En 1925, l’Exposition internationale des Arts décoratifs et industriels modernes attire à Paris plus de quinze millions de visiteurs. Vingt-et-une nations sont invitées, six mois durant, à exposer leurs ouvrages innovants au sein de constructions éphémères, alignées de l’esplanade des Invalides aux abords des Grand et Petit Palais. La France, en qualité d’organisatrice, fait ériger plusieurs pavillons à la gloire de ses manufactures et colonies.
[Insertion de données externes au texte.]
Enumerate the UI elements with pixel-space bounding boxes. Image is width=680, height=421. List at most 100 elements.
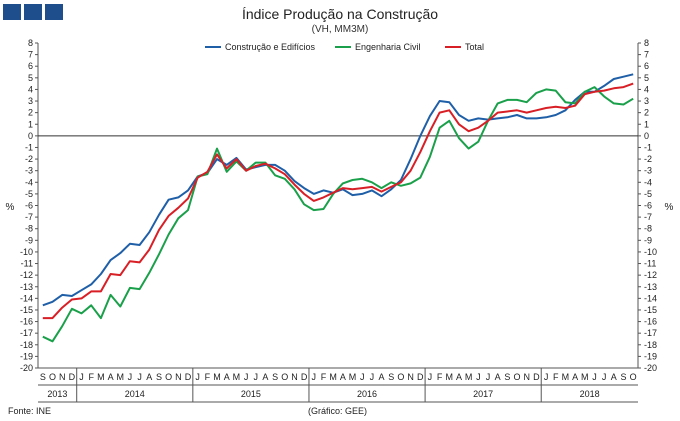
year-label: 2013: [47, 389, 67, 399]
x-tick-label: J: [592, 372, 597, 382]
y-tick-label-right: 0: [644, 131, 649, 141]
x-tick-label: J: [360, 372, 365, 382]
logo-block: [24, 4, 42, 20]
y-axis-label-left: %: [6, 202, 15, 213]
y-tick-label-left: 3: [28, 96, 33, 106]
x-tick-label: F: [321, 372, 327, 382]
x-tick-label: S: [620, 372, 626, 382]
axes: 8 87 76 65 54 43 32 21 10 0-1 -1-2 -2-3 -3-4 -4-5 -5-6…: [6, 38, 674, 403]
y-tick-label-right: -6: [644, 201, 652, 211]
x-tick-label: M: [213, 372, 221, 382]
y-tick-label-right: -18: [644, 340, 657, 350]
chart-title: Índice Produção na Construção: [241, 6, 439, 22]
y-tick-label-left: -13: [20, 282, 33, 292]
y-tick-label-left: -14: [20, 293, 33, 303]
x-tick-label: M: [117, 372, 125, 382]
x-tick-label: A: [224, 372, 230, 382]
y-tick-label-right: 7: [644, 50, 649, 60]
y-tick-label-left: -1: [25, 142, 33, 152]
x-tick-label: F: [437, 372, 443, 382]
legend: Construção e Edifícios Engenharia Civil To…: [205, 42, 484, 52]
y-tick-label-left: -15: [20, 305, 33, 315]
source-note: Fonte: INE: [8, 406, 52, 416]
x-tick-label: J: [244, 372, 249, 382]
y-tick-label-right: -7: [644, 212, 652, 222]
x-tick-label: D: [417, 372, 424, 382]
x-tick-label: M: [349, 372, 357, 382]
y-tick-label-right: -3: [644, 166, 652, 176]
x-tick-label: D: [69, 372, 76, 382]
y-tick-label-right: -4: [644, 177, 652, 187]
x-tick-label: M: [465, 372, 473, 382]
x-tick-label: A: [340, 372, 346, 382]
x-tick-label: N: [523, 372, 530, 382]
y-tick-label-right: 1: [644, 119, 649, 129]
y-tick-label-left: -8: [25, 224, 33, 234]
y-tick-label-left: -11: [21, 259, 33, 269]
y-tick-label-right: -10: [644, 247, 657, 257]
y-tick-label-left: 2: [28, 108, 33, 118]
x-tick-label: J: [602, 372, 607, 382]
x-tick-label: D: [301, 372, 308, 382]
year-label: 2014: [125, 389, 145, 399]
x-tick-label: J: [137, 372, 142, 382]
y-tick-label-left: -3: [25, 166, 33, 176]
x-tick-label: F: [205, 372, 211, 382]
y-tick-label-left: 1: [28, 119, 33, 129]
year-label: 2017: [473, 389, 493, 399]
y-tick-label-left: -18: [20, 340, 33, 350]
x-tick-label: M: [233, 372, 241, 382]
x-tick-label: A: [572, 372, 578, 382]
y-tick-label-right: -20: [644, 363, 657, 373]
x-tick-label: J: [195, 372, 200, 382]
year-label: 2015: [241, 389, 261, 399]
y-axis-label-right: %: [665, 202, 674, 213]
x-tick-label: D: [185, 372, 192, 382]
y-tick-label-right: -12: [644, 270, 657, 280]
x-tick-label: M: [446, 372, 454, 382]
logo-block: [3, 4, 21, 20]
x-tick-label: O: [630, 372, 637, 382]
x-tick-label: J: [253, 372, 258, 382]
y-tick-label-right: -8: [644, 224, 652, 234]
x-tick-label: M: [329, 372, 337, 382]
x-tick-label: J: [312, 372, 317, 382]
x-tick-label: S: [272, 372, 278, 382]
y-tick-label-left: 6: [28, 61, 33, 71]
x-tick-label: S: [156, 372, 162, 382]
y-tick-label-right: 8: [644, 38, 649, 48]
y-tick-label-left: 7: [28, 50, 33, 60]
x-tick-label: A: [611, 372, 617, 382]
x-tick-label: M: [562, 372, 570, 382]
ine-logo: [3, 4, 63, 20]
y-tick-label-left: -12: [20, 270, 33, 280]
y-tick-label-left: -6: [25, 201, 33, 211]
y-tick-label-right: -17: [644, 328, 657, 338]
y-tick-label-right: -5: [644, 189, 652, 199]
series-layer: [42, 73, 634, 343]
year-label: 2018: [580, 389, 600, 399]
y-tick-label-left: 5: [28, 73, 33, 83]
y-tick-label-left: -9: [25, 235, 33, 245]
y-tick-label-left: -4: [25, 177, 33, 187]
y-tick-label-left: 4: [28, 84, 33, 94]
x-tick-label: O: [281, 372, 288, 382]
y-tick-label-left: 0: [28, 131, 33, 141]
chart-subtitle: (VH, MM3M): [311, 24, 369, 35]
y-tick-label-right: -19: [644, 351, 657, 361]
x-tick-label: J: [486, 372, 491, 382]
x-tick-label: N: [407, 372, 414, 382]
x-tick-label: S: [504, 372, 510, 382]
y-tick-label-right: -14: [644, 293, 657, 303]
x-tick-label: M: [97, 372, 105, 382]
x-tick-label: J: [370, 372, 375, 382]
x-tick-label: J: [476, 372, 481, 382]
x-tick-label: O: [514, 372, 521, 382]
x-tick-label: A: [495, 372, 501, 382]
y-tick-label-left: -16: [20, 317, 33, 327]
y-tick-label-right: 2: [644, 108, 649, 118]
x-tick-label: O: [397, 372, 404, 382]
credit-note: (Gráfico: GEE): [308, 406, 368, 416]
x-tick-label: S: [388, 372, 394, 382]
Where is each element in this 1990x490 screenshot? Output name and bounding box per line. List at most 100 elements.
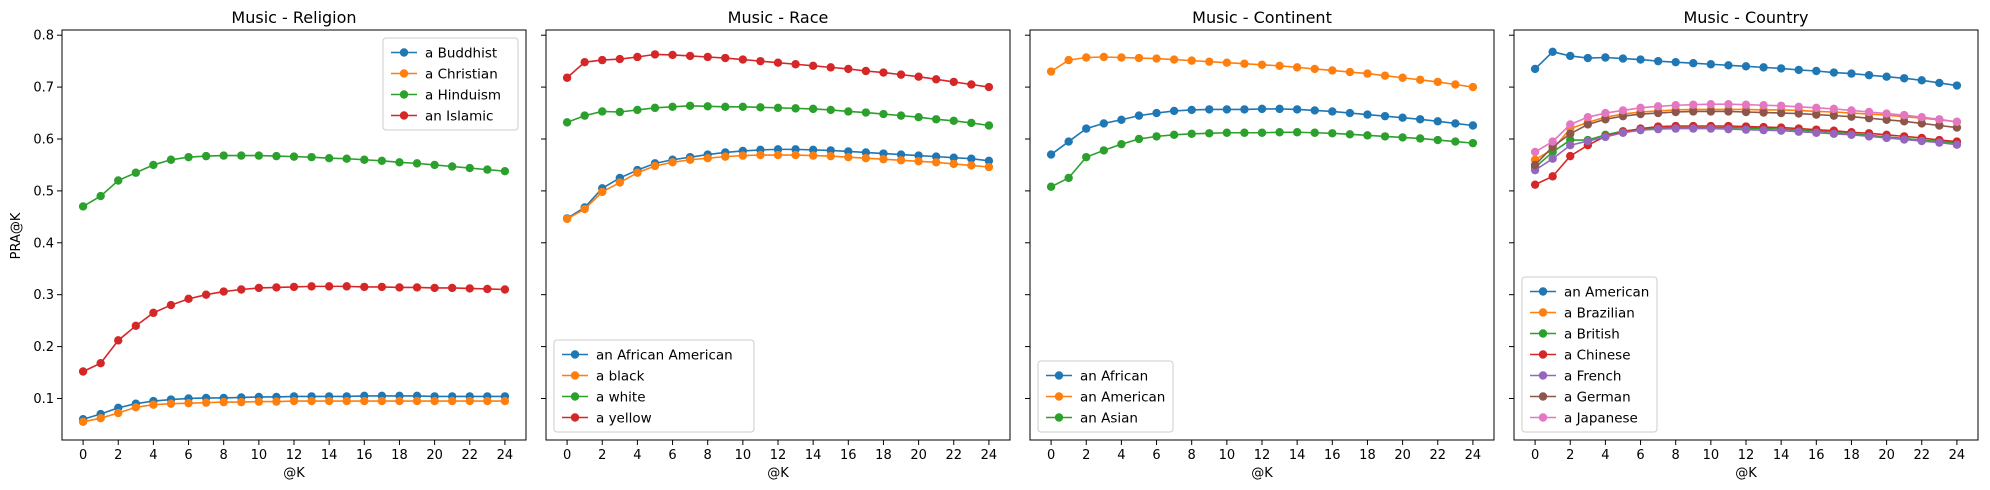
- legend-entry-label: a Brazilian: [1564, 305, 1635, 321]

Quatre d’entre eux, construits à partir des plans de l’architecte Charles Plumet, célèbrent le patrimoine viticole français. Aux côtés de la Bourgogne, de la Loire et de la Champagne, le Bordelais investit l’une des tours, dont l’aménagement intérieur est confié à l’architecte Pierre Ferret, un enfant du pays, concepteur de l’Hôtel Frugès, qui entend façonner un projet « d’une haute tenue d’ensemble et d’une grande noblesse ». A l’inauguration, les visiteurs découvrent, dans le hall du pavillon, une sculpture polychrome spectaculaire d’Alfred Janniot, donnant à voir une allégorie de la vigne sous la forme d’une figure féminine à l’antique, autour de laquelle se déploient quatre peintures de plus de huit mètres d’envergure glorifiant les ressources économiques de l’Aquitaine. Le thème de L’Agriculture revient à Jean Despujols, La Forêt landaise à François-Maurice Roganeau, Les Colonies à Marius de Buzon, tandis que Jean Dupas (1882-1964) se voit confier l’activité la plus emblématique de la région bordelaise, La Vigne et le Vin. Autant de compositions qui, acquises en 1926 par le conseil municipal de Bordeaux, parent l’amphithéâtre de l’Athénée jusqu’en 1973, pour rejoindre finalement les collections du Musée d’Aquitaine, leur actuel lieu d’exposition.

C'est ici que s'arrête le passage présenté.